Statements such as the above one, especially coming from Toyota, announce major changes in car manufacturing. Toyota’s operations, the supply chain and the way cars are built are the result of decades of finetuning, delivering a rigid but successful process. Toyota does not change anything lightly – and a fundamental comment as the one coming from its EVP reveals major change.

Pay more? Message to the Fleet Manager

Back to Jun Nagata. Obviously, he’s not stating that everyone is ready to pay more for their Toyota. Instead, he refers to changes in raw material prices. Toyota is conservative in its assumptions and will eventually calculate the price increases into its MSRPs.

But that’s not the only reason.

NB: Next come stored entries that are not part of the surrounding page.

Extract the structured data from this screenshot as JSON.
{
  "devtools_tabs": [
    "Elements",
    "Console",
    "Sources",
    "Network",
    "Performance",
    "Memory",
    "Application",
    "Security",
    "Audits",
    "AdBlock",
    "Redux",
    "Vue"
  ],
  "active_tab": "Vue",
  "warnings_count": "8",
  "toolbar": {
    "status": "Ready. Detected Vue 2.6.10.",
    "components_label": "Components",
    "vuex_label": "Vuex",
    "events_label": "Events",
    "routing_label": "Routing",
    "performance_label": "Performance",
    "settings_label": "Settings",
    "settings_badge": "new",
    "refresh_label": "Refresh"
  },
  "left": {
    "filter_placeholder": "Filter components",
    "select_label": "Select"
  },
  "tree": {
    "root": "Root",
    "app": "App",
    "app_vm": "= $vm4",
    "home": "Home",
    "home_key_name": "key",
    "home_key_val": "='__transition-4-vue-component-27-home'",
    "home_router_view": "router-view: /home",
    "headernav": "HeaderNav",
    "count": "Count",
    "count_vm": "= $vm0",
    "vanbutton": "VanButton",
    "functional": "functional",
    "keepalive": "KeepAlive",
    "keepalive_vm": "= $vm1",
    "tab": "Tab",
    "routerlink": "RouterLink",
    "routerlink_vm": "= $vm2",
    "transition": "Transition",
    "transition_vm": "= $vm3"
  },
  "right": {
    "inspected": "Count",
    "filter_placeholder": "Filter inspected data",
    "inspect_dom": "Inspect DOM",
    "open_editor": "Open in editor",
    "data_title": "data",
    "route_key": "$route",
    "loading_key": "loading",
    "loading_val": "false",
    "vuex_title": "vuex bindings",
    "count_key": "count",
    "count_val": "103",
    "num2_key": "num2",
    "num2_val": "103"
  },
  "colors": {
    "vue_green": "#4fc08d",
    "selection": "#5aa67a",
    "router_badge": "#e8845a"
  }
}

Further to the material inflation – and consequent shut downs of 14 production lines in 8 Japanese plants – Toyota has announced that it will be producing 10% less cars in FY2023.

In other words, Toyota’s will be scarcer when everyone wants to buy new vehicles and more expensive when everyone tries to keep cost creep under control.

This will not come as a surprise to Fleet Managers, who have been dealing with scarcity and price increases for a while now. Nothing new under the (rising) sun, unfortunately. Add Toyota to the long list of tough discount and bonus negotiations.